Donald Trump is said to have asked his lawyers for their opinion on whether he has the power to pardon himself.

The parts of the Constitution relative to pardons are:

Article 2, Section 2. The President … shall have the power to grant Reprieves and Pardons for Offences against the United States, except in Cases of Impeachment.

Article 2, Section 4. The President, Vice President and all civil Officers of the United States shall be removed from Office on Impeachment for, and Conviction of, Treason, Bribery or other high Crimes and Misdemeanors.

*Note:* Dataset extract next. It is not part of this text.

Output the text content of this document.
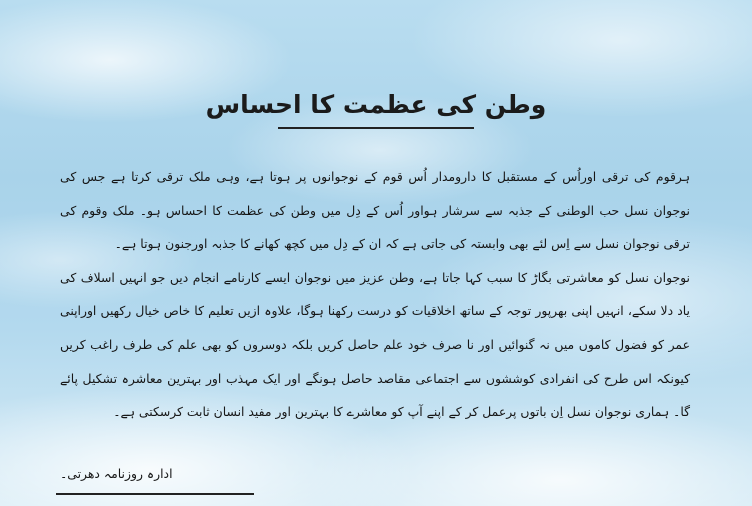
وطن کی عظمت کا احساس

ہرقوم کی ترقی اوراُس کے مستقبل کا دارومدار اُس قوم کے نوجوانوں پر ہوتا ہے، وہی ملک ترقی کرتا ہے جس کی نوجوان نسل حب الوطنی کے جذبہ سے سرشار ہواور اُس کے دِل میں وطن کی عظمت کا احساس ہو۔ ملک وقوم کی ترقی نوجوان نسل سے اِس لئے بھی وابستہ کی جاتی ہے کہ ان کے دِل میں کچھ کھانے کا جذبہ اورجنون ہوتا ہے۔

نوجوان نسل کو معاشرتی بگاڑ کا سبب کہا جاتا ہے، وطن عزیز میں نوجوان ایسے کارنامے انجام دیں جو انہیں اسلاف کی یاد دلا سکے، انہیں اپنی بھرپور توجہ کے ساتھ اخلاقیات کو درست رکھنا ہوگا، علاوہ ازیں تعلیم کا خاص خیال رکھیں اوراپنی عمر کو فضول کاموں میں نہ گنوائیں اور نا صرف خود علم حاصل کریں بلکہ دوسروں کو بھی علم کی طرف راغب کریں کیونکہ اس طرح کی انفرادی کوششوں سے اجتماعی مقاصد حاصل ہونگے اور ایک مہذب اور بہترین معاشرہ تشکیل پائے گا۔ ہماری نوجوان نسل اِن باتوں پرعمل کر کے اپنے آپ کو معاشرے کا بہترین اور مفید انسان ثابت کرسکتی ہے۔

ادارہ روزنامہ دھرتی۔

Article 1, Section 3. … Judgment in Cases of Impeachment shall not extend further than to removal from Office and disqualification to hold and enjoy any Office of honor, Trust of Profit under the United States: but the Party convicted shall nevertheless be liable and subject to Indictment, Trial, Judgment and Punishment, according to Law.

What I take this to mean is that the Founders never thought about the possibility of a President pardoning himself.  It’s a settled principle of law that no-one should be judge in their own case, but I’m not bold enough to say how the courts would decide this issue.

If President Trump had the authority to pardon himself, could he literally stand in the middle of Fifth Avenue, shoot someone and then pardon himself for the crime of homicide?

No.   The pardon power extends only to federal crimes.   In this thought experiment, he could still be prosecuted under New York state law.

The pardon power does not extend to impeachment, but the only penalty under impeachment is removal from office.

For all practical purposes, there is no way to hold a criminal President accountable except through the impeachment process.